Late on Monday, Yahoo announced that Jerry Yang would step down as CEO of the troubled Internet giant. The company's shares were trading up more than 11 percent on Tuesday morning following the news, but with ad revenue declining and after several rounds of layoffs, Yahoo still faces a major challenge to turn its fortunes around.
Yang, who cofounded the company in 1994 and returned to serve as CEO in June 2007, will move back to his previous role as "Chief Yahoo" and remain a member of the company's board of directors. He steps down after a hard year for Yahoo and decisions that helped heap pressure on him as head of the company.
This January, Yahoo rejected a buyout offer from Microsoft, which had offered $31 a share ($44.6 billion), a decision that proved unpopular with some shareholders and led to a protracted battle for control of Yahoo's board. The company then looked to an advertising deal with Google for help resuscitating its business, but Google walked away earlier this month when it appeared that such a deal could lead to an antitrust lawsuit.
Yang's departure may well reopen the way for a deal with Microsoft. Without such an agreement, Yahoo will be hoping that the open technology strategy spearheaded by Yang as CEO pays off as other companies make money from using its platform to develop new Web tools and software.
In the past year, Yahoo has bet heavily on an open strategy that the company credits Yang with creating. The idea is for Yahoo to open many of its tools, including its search index, to other companies and to share in revenues earned from the use of those tools. Yahoo also has plans to organize its disparate properties into a "single social platform."

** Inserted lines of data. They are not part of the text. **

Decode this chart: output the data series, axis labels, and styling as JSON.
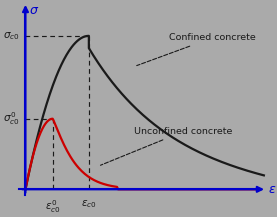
{
  "bg_color": "#aaaaaa",
  "confined_color": "#1a1a1a",
  "unconfined_color": "#cc0000",
  "axis_color": "#0000cc",
  "dashed_color": "#1a1a1a",
  "annotation_color": "#1a1a1a",
  "eps_c0_0": 0.18,
  "eps_c0": 0.42,
  "sigma_c0_0": 0.46,
  "sigma_c0": 1.0,
  "xlabel": "ε",
  "ylabel": "σ",
  "label_confined": "Confined concrete",
  "label_unconfined": "Unconfined concrete"
}
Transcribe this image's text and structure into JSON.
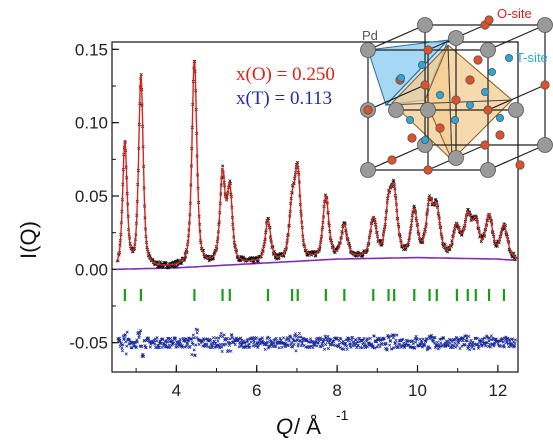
{
  "chart_data": {
    "type": "scatter",
    "xlabel_main": "Q",
    "xlabel_unit": " / Å",
    "xlabel_exp": "-1",
    "ylabel": "I(Q)",
    "xlim": [
      2.4,
      12.5
    ],
    "ylim": [
      -0.07,
      0.155
    ],
    "xticks": [
      4,
      6,
      8,
      10,
      12
    ],
    "yticks": [
      -0.05,
      0.0,
      0.05,
      0.1,
      0.15
    ],
    "ytick_labels": [
      "-0.05",
      "0.00",
      "0.05",
      "0.10",
      "0.15"
    ],
    "annotations": {
      "o_label": "x(O) = 0.250",
      "t_label": "x(T) = 0.113"
    },
    "colors": {
      "observed": "#111111",
      "calculated": "#d2261f",
      "background": "#7b2fbe",
      "reflections": "#1a9e1a",
      "difference": "#1a2a9c"
    },
    "background_curve": {
      "x": [
        2.5,
        4,
        6,
        8,
        10,
        12,
        12.5
      ],
      "y": [
        0.0,
        0.001,
        0.004,
        0.007,
        0.008,
        0.007,
        0.006
      ]
    },
    "peaks": [
      {
        "q": 2.72,
        "height": 0.085
      },
      {
        "q": 3.12,
        "height": 0.13
      },
      {
        "q": 4.45,
        "height": 0.14
      },
      {
        "q": 5.15,
        "height": 0.06
      },
      {
        "q": 5.33,
        "height": 0.05
      },
      {
        "q": 6.28,
        "height": 0.028
      },
      {
        "q": 6.88,
        "height": 0.035
      },
      {
        "q": 7.02,
        "height": 0.058
      },
      {
        "q": 7.72,
        "height": 0.042
      },
      {
        "q": 8.18,
        "height": 0.022
      },
      {
        "q": 8.9,
        "height": 0.026
      },
      {
        "q": 9.28,
        "height": 0.032
      },
      {
        "q": 9.42,
        "height": 0.04
      },
      {
        "q": 9.92,
        "height": 0.03
      },
      {
        "q": 10.3,
        "height": 0.034
      },
      {
        "q": 10.48,
        "height": 0.03
      },
      {
        "q": 10.98,
        "height": 0.02
      },
      {
        "q": 11.25,
        "height": 0.026
      },
      {
        "q": 11.45,
        "height": 0.022
      },
      {
        "q": 11.78,
        "height": 0.028
      },
      {
        "q": 12.15,
        "height": 0.022
      }
    ],
    "reflection_positions": [
      2.72,
      3.12,
      4.45,
      5.15,
      5.33,
      6.28,
      6.88,
      7.02,
      7.72,
      8.18,
      8.9,
      9.28,
      9.42,
      9.92,
      10.3,
      10.48,
      10.98,
      11.25,
      11.45,
      11.78,
      12.15
    ],
    "difference_offset": -0.05,
    "inset": {
      "pd_label": "Pd",
      "o_site_label": "O-site",
      "t_site_label": "T-site",
      "colors": {
        "pd": "#9a9a9a",
        "o_site": "#e0512b",
        "t_site": "#2aa8dc",
        "tetra": "#7ec8ee",
        "octa": "#f2c98a"
      }
    }
  }
}
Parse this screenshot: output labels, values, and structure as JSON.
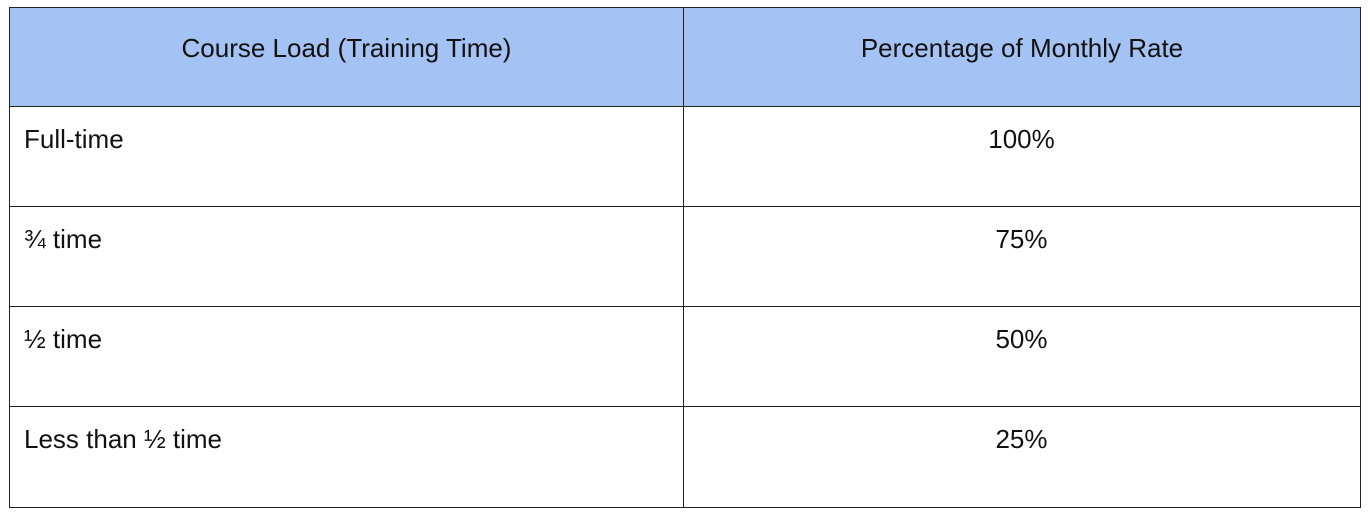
{
  "table": {
    "headers": [
      "Course Load (Training Time)",
      "Percentage of Monthly Rate"
    ],
    "rows": [
      [
        "Full-time",
        "100%"
      ],
      [
        "¾ time",
        "75%"
      ],
      [
        "½ time",
        "50%"
      ],
      [
        "Less than ½ time",
        "25%"
      ]
    ]
  },
  "colors": {
    "header_background": "#a4c2f4",
    "border": "#222222",
    "text": "#111111"
  }
}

Andrew Frank, a Gartner Research vice president, believes that Yahoo has a chance to salvage its fortunes using such an approach. Despite recent negative news, he notes that the company still makes money and still has a large and loyal audience. Frank says that he thinks the open strategy is the right one for Yahoo in the long term: "Yahoo's fortune, for better or for worse, is largely connected to the fortunes of open platforms and open companies on the Internet, from a technology standpoint."
But other experts are more skeptical that Yahoo can make the strategy pay. "I think the open strategy is on trend, as they say," says David Card, vice president and principal analyst at Forrester Research. "A lot of people are creating more and more APIs [tools that open a Web service to outside developers]. It's acknowledged to be the way you do business, especially if you're not the leader."
But Card adds that Yahoo must ultimately decide whether to maintain core services such as search or social networking--a task that is becoming difficult in the face of competition--or to more substantially open up popular properties, such as Flickr and Del.icio.us, to other companies, and create similar new niche services--a choice that would be humbling for the portal company. Card adds that Yahoo's current situation might be helped if the company continues to invest heavily in mobile, an area where no company has yet achieved dominance.
Considering how much the company has invested in developing new open systems such as Build Your Own Search Service (BOSS), Frank questions whether new leadership will shift the company away from this direction. Yahoo's biggest problem in the short term, he says, is the market's shaken faith in the company. Open projects may have to go on the back burner while the company works to appease investors, perhaps by inking partnership deals, or even agreeing to be acquired.